I’ve been thinking about the old community halls and talking to people about them. In our own small community, we have several. The one in Madeira Park where we’ve attended some of those grand old dances, including a Fishermen’s Homecoming where portraits of the boats were all drawn by school children and hung in fish nets on the walls, weddings, funerals, awards ceremonies, spring bazaars and Christmas craft sales, and if we were gambling types, we’d have gone to the weekly bingo too, and it’s where we vote, where the rowdy community meetings rattle the roof when new bylaws have to be introduced, and where more than a few all-candidates debates have shown that people we like don’t necessarily vote the same way we do! There’s a wonderful old hall in Egmont where we’ve danced at weddings and cried at funerals and where the hippie-stomp dances are legendary, as are the community seafood feasts.

I have in mind a grand gathering of profiles of the halls of British Columbia. I can’t do this myself and even tremble at the thought of trying to organize the project but I think it’s important that we record and commemorate these places before they disappear. As Joni Mitchell so beautifully sang, Don’t it always seem to go that you don’t know what you’ve got ’til it’s gone? (And she once sang “Unchained Melody” at a wedding in the Madeira Park Community Hall!) I know that the British Columbia History Magazine did feature community halls in an issue in 2016 but I’d love to see more, know more. If you have a story about a community hall, please contact me (theresakishkan at gmail. com) and if I find there’s critical mass, I will try to take this forward. I have several people on board already. The wonderful Matt Rader wrote of the Dove Creek Hall near Courtenay:

Tell me, who hung the hand-stitched stars on the wall?
Who hung the evening light from the windows?
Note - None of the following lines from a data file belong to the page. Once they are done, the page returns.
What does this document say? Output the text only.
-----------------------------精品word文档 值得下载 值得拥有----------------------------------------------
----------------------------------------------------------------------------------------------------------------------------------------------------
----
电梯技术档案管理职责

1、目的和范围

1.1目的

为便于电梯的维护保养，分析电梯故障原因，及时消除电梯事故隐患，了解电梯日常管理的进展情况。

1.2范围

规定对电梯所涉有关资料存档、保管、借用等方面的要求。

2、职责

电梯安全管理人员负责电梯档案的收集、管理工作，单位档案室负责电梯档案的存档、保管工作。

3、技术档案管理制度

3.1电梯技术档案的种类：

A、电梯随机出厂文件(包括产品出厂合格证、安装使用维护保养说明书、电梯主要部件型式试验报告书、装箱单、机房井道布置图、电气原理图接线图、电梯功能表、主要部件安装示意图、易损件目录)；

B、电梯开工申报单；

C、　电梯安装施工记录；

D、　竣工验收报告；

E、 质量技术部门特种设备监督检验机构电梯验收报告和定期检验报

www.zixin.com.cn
And that’s it. That’s it exactly. Let’s find out!

Point No Point

Yesterday we drove out the West Coast Road so John could swim at Sooke Potholes. I used to go there with my brother and his friends in the early 1970s, lured by the deep green pools formed by natural erosion in the Sooke River before it empties into Sooke Basin. The water was cold and clean and my brother and his friends jumped from various high points on the rocks though I was never so bold but eased in slowly. Angelica and I watched John swim and noticed all kinds of salmonids in the green water, eager for insects.Image

After that, we drove further out to Point No Point. When I was a university student in the mid-1970s, I’d come to Point No Point for Miss Packham’s tea some weekends. In a small building hanging out over the rocks above wild salal and trails leading to the beach, one could drink tea and eat little sandwiches. There’d be seals in the kelp beds and a view of the Olympic Peninsula on clear days. More often, it was misty, with enough wind that you realized why the spruce trees were bent and twisted. Log cabins were hidden in the salal and John and I came for a weekend once, my parents caring for Forrest to give us a break. The cabins were cosy, with fireplaces and copies of old New Yorkers. No televsion, no phones. Yesterday we had lunch at a table by the windows — delicious chowder with soda bread, seafood pasta, a croque monsieur — and used the binoculars on our table to peer down at the kelp beds. The resort is bigger but still itself somehow. From the beach, you can only see salal, a red bench, the peak of the restaurant roof, though you know the cabins are huddled in the green tunnels.